Francisco Oliveira Simões (Historiador)

Crónicas do Passado

Goscinny e Heródoto

Lembro-me de entrar na primeira aula que tive no curso de Licenciatura em História, uma das cadeiras mais complexas segundo contam as fontes. O professor fez as apresentações habituais, que manda a formalidade ancestral entre educadores e educandos. Depois seguiu-se o discurso que vou passar a relatar.

- De certo que já reparam na bibliografia obrigatória desta cadeira, mas há muitos mais livros que é importante terem lido. Quem daqui da turma já leu Astérix?

Cerca de metade dos alunos colocou o braço no ar, incluindo eu. 

- Lucky Luke?

Alguns alunos baixaram o braço.

- Oumpah-pah? 

Já não se avistava qualquer ação por parte dos atentos estudantes, que se dedicavam agora a escrever freneticamente nos seus cadernos imaculadas. Eu mantinha o meu braço levantado.

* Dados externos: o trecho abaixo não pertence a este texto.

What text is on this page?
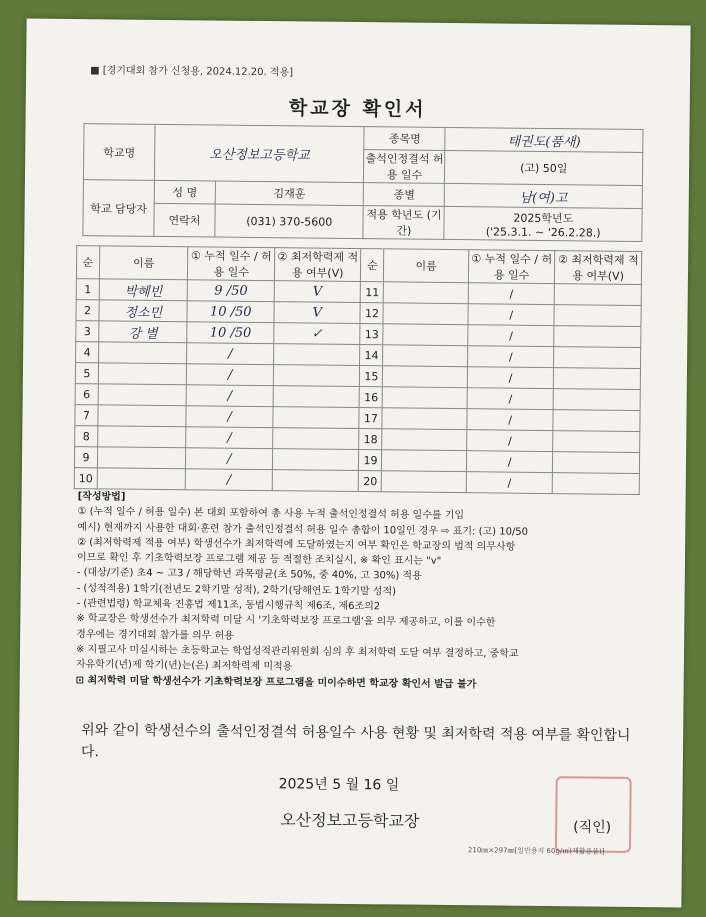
■ [경기대회 참가 신청용, 2024.12.20. 적용]
학교장 확인서
학교명	오산정보고등학교		종목명	태권도(품새)
			출석인정결석 허용 일수	(고) 50일
학교 담당자	성 명	김재훈	종별	남(여)고
	연락처	(031) 370-5600	적용 학년도 (기간)	2025학년도
('25.3.1. ~ '26.2.28.)
순	이름	① 누적 일수 / 허용 일수	② 최저학력제 적용 여부(V)	순	이름	① 누적 일수 / 허용 일수	② 최저학력제 적용 여부(V)
1	박혜빈	9 /50	V	11		/	
2	정소민	10 /50	V	12		/	
3	강 별	10 /50	✓	13		/	
4		/		14		/	
5		/		15		/	
6		/		16		/	
7		/		17		/	
8		/		18		/	
9		/		19		/	
10		/		20		/	

[작성방법]

① (누적 일수 / 허용 일수) 본 대회 포함하여 총 사용 누적 출석인정결석 허용 일수를 기입

예시) 현재까지 사용한 대회·훈련 참가 출석인정결석 허용 일수 총합이 10일인 경우 ⇨ 표기: (고) 10/50

② (최저학력제 적용 여부) 학생선수가 최저학력에 도달하였는지 여부 확인은 학교장의 법적 의무사항

이므로 확인 후 기초학력보장 프로그램 제공 등 적절한 조치실시, ※ 확인 표시는 "v"

- (대상/기준) 초4 ~ 고3 / 해당학년 과목평균(초 50%, 중 40%, 고 30%) 적용

- (성적적용) 1학기(전년도 2학기말 성적), 2학기(당해연도 1학기말 성적)

- (관련법령) 학교체육 진흥법 제11조, 동법시행규칙 제6조, 제6조의2

※ 학교장은 학생선수가 최저학력 미달 시 '기초학력보장 프로그램'을 의무 제공하고, 이를 이수한

경우에는 경기대회 참가를 의무 허용

※ 지필고사 미실시하는 초등학교는 학업성적관리위원회 심의 후 최저학력 도달 여부 결정하고, 중학교

자유학기(년)제 학기(년)는(은) 최저학력제 미적용

⊡ 최저학력 미달 학생선수가 기초학력보장 프로그램을 미이수하면 학교장 확인서 발급 불가

위와 같이 학생선수의 출석인정결석 허용일수 사용 현황 및 최저학력 적용 여부를 확인합니다.
2025년 5 월 16 일
오산정보고등학교장	(직인)
210㎜×297㎜[일반용지 60g/㎡(재활용품)]
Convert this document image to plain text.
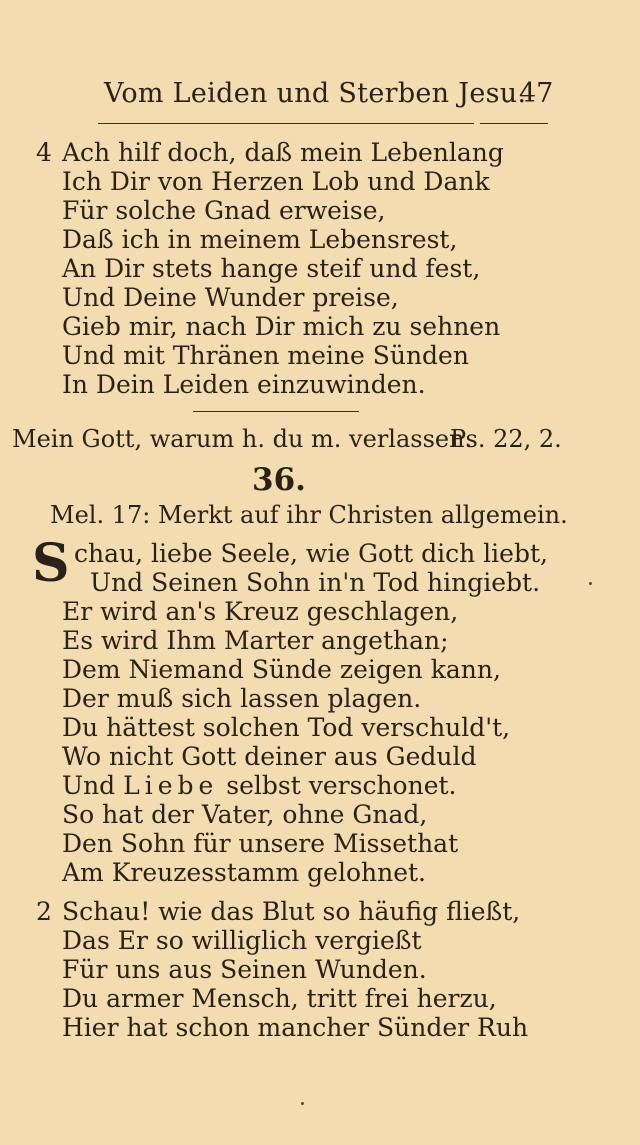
Vom Leiden und Sterben Jesu.
47
4 Ach hilf doch, daß mein Lebenlang
Ich Dir von Herzen Lob und Dank
Für solche Gnad erweise,
Daß ich in meinem Lebensrest,
An Dir stets hange steif und fest,
Und Deine Wunder preise,
Gieb mir, nach Dir mich zu sehnen
Und mit Thränen meine Sünden
In Dein Leiden einzuwinden.
Mein Gott, warum h. du m. verlassen.
Ps. 22, 2.
36.
Mel. 17: Merkt auf ihr Christen allgemein.
S chau, liebe Seele, wie Gott dich liebt,
Und Seinen Sohn in'n Tod hingiebt.
Er wird an's Kreuz geschlagen,
Es wird Ihm Marter angethan;
Dem Niemand Sünde zeigen kann,
Der muß sich lassen plagen.
Du hättest solchen Tod verschuld't,
Wo nicht Gott deiner aus Geduld
Und Liebe selbst verschonet.
So hat der Vater, ohne Gnad,
Den Sohn für unsere Missethat
Am Kreuzesstamm gelohnet.
2 Schau! wie das Blut so häufig fließt,
Das Er so williglich vergießt
Für uns aus Seinen Wunden.
Du armer Mensch, tritt frei herzu,
Hier hat schon mancher Sünder Ruh
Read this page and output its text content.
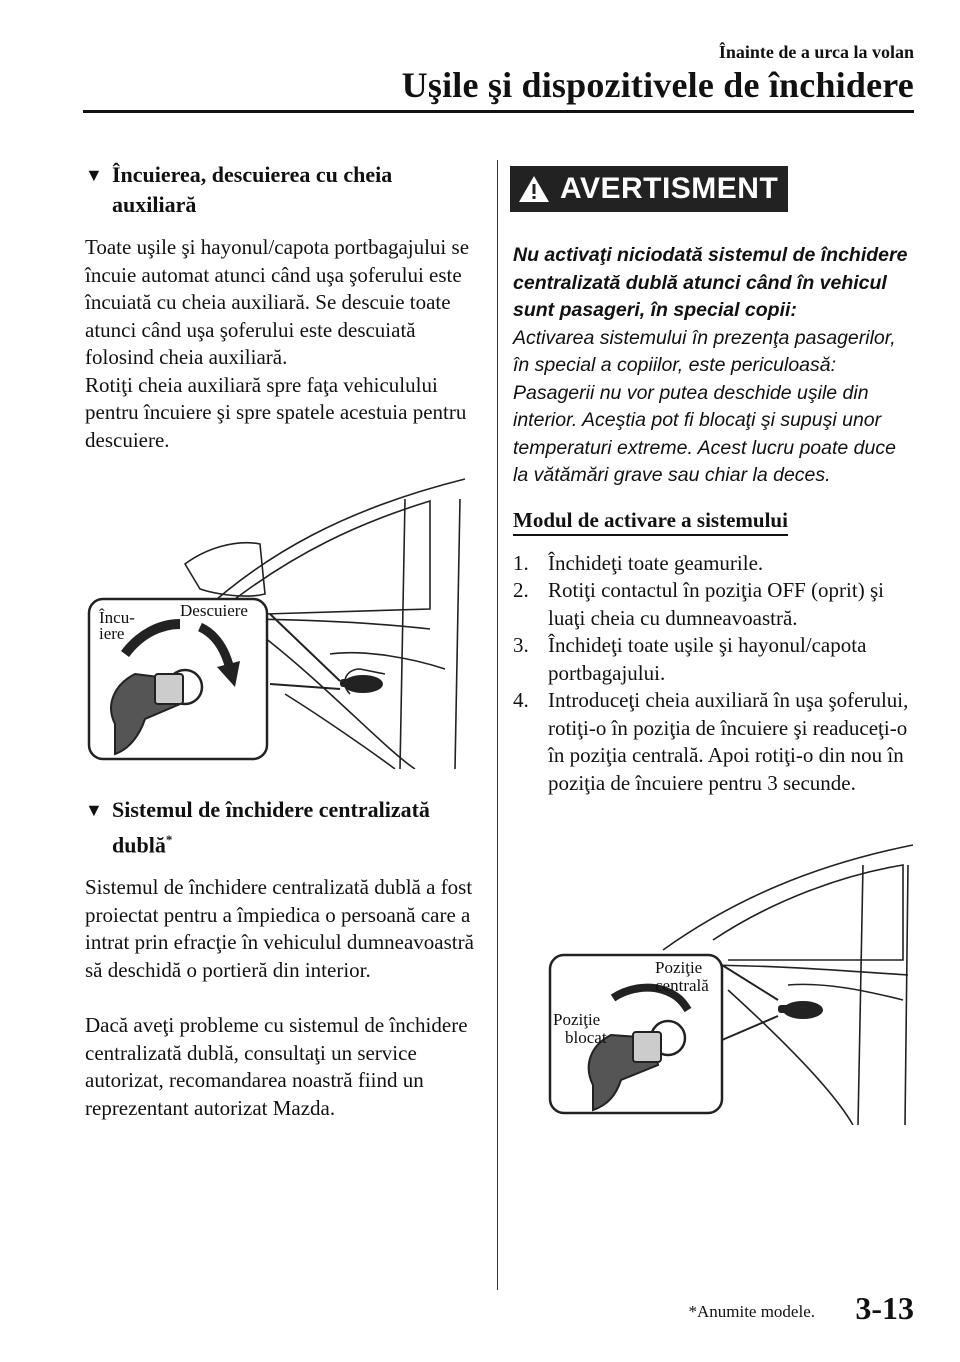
Înainte de a urca la volan
Uşile şi dispozitivele de închidere
▼ Încuierea, descuierea cu cheia auxiliară

Toate uşile şi hayonul/capota portbagajului se încuie automat atunci când uşa şoferului este încuiată cu cheia auxiliară. Se descuie toate atunci când uşa şoferului este descuiată folosind cheia auxiliară.

Rotiţi cheia auxiliară spre faţa vehiculului pentru încuiere şi spre spatele acestuia pentru descuiere.

Încu-
iere
Descuiere
▼ Sistemul de închidere centralizată dublă*

Sistemul de închidere centralizată dublă a fost proiectat pentru a împiedica o persoană care a intrat prin efracţie în vehiculul dumneavoastră să deschidă o portieră din interior.

Dacă aveţi probleme cu sistemul de închidere centralizată dublă, consultaţi un service autorizat, recomandarea noastră fiind un reprezentant autorizat Mazda.

AVERTISMENT
Nu activaţi niciodată sistemul de închidere centralizată dublă atunci când în vehicul sunt pasageri, în special copii:
Activarea sistemului în prezenţa pasagerilor, în special a copiilor, este periculoasă: Pasagerii nu vor putea deschide uşile din interior. Aceştia pot fi blocaţi şi supuşi unor temperaturi extreme. Acest lucru poate duce la vătămări grave sau chiar la deces.
Modul de activare a sistemului
1. Închideţi toate geamurile.
2. Rotiţi contactul în poziţia OFF (oprit) şi luaţi cheia cu dumneavoastră.
3. Închideţi toate uşile şi hayonul/capota portbagajului.
4. Introduceţi cheia auxiliară în uşa şoferului, rotiţi-o în poziţia de încuiere şi readuceţi-o în poziţia centrală. Apoi rotiţi-o din nou în poziţia de încuiere pentru 3 secunde.
Poziţie
centrală
Poziţie
blocat
*Anumite modele. 3-13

- Jehan Pistolet? Falta-me algum? - disse voltando a sua atenção para mim.

- O Iznogoud - respondi.

- Claro, o Iznogoud. Fiquem a saber que todas estas obras de banda desenhada têm argumento de René Goscinny e são de extrema relevância para aprender e aprofundar a História. Quem leu estes álbuns já tem uma intelectualidade muito acima da média.

De facto, as cinco bandas desenhadas aqui contempladas utilizam diferentes períodos da História como pano de fundo. Astérix (1959) centra a sua narrativa no ano 50 a. C., durante o período governativo de Caius Júlio César, que conquista a Gália e a integra nos domínios do Império Romano. Lucky Luke (1946) relata as peripécias de um cowboy durante os finais do século XIX nos EUA, história muito marcada pelos westerns cinematográficos do época. Oumpah-pah (1951) conta as aventuras de um índio do Norte da América, que assistiu à chegada dos colonizadores franceses no século XVIII. Jehan Pistolet (1952) é um corsário inexperiente ao serviço do rei Luís XIV, em finais do século XVII. Iznogoud (1962) descreve em vários episódios, a forma maquiavélica e descuidada como um Grão-Vizir tenta derrubar o reinado do bondoso Califa Haroun El Poussah, com o objectivo de tomar o seu trono. Bagdade na Alta Idade Media serve de cenário para estas conjuras.

Como percebemos são vários os lugares e momentos históricos escolhidos por Goscinny, demonstrando a sua versatilidade e conhecimento. Estas criações só poderiam ser possíveis pela colaboração talentosa com os ilustradores Morris, Albert Uderzo e Jean Tabary, apesar de Goscinny ter uma grande aptidão para o desenho. 

Para além das narrativas históricas, René Goscinny também criou argumentos desenvolvidos na contemporaneidade. Luc Junior (1954), trabalho realizado em conjunto com Uderzo, apresenta-nos as aventuras de um jovem repórter, o seu cão Alphonse e o fotógrafo Laplaque. Juntos vão à América e até viajam a Marte. Este personagem foi idealizado para fazer frente à enorme concorrência de um outro jornalista bem mais famoso, o Tintin. O diretor da publicação Le Libre Junior pediu expressamente para que se encontrasse uma história que rivalizasse com o herói belga, tendo-se decalcado a sua formula, sempre acompanhado de humor. Valentin Le Vagabond (1964) foi desenvolvido ao lado de Tabary e queria personificar o hippy dos anos 60 em todo o seu esplendor. Podemos descrever este singular personagem como um intelectual, poeta, admirador da liberdade, da natureza, dos animais e das pessoas em geral. O objectivo era encapsular uma época através do humor e da ingenuidade de um pacifista.

Em novembro passam quarenta e cinco anos que este vulto da nona arte nos deixou, mas a sua marca é indissociável de toda a banda desenhada que se lhe seguiria, sem mencionar que as séries Astérix e Lucky Luke continuam a ser publicadas ainda hoje, tentando sempre imolar o seu humor, génio e estilo.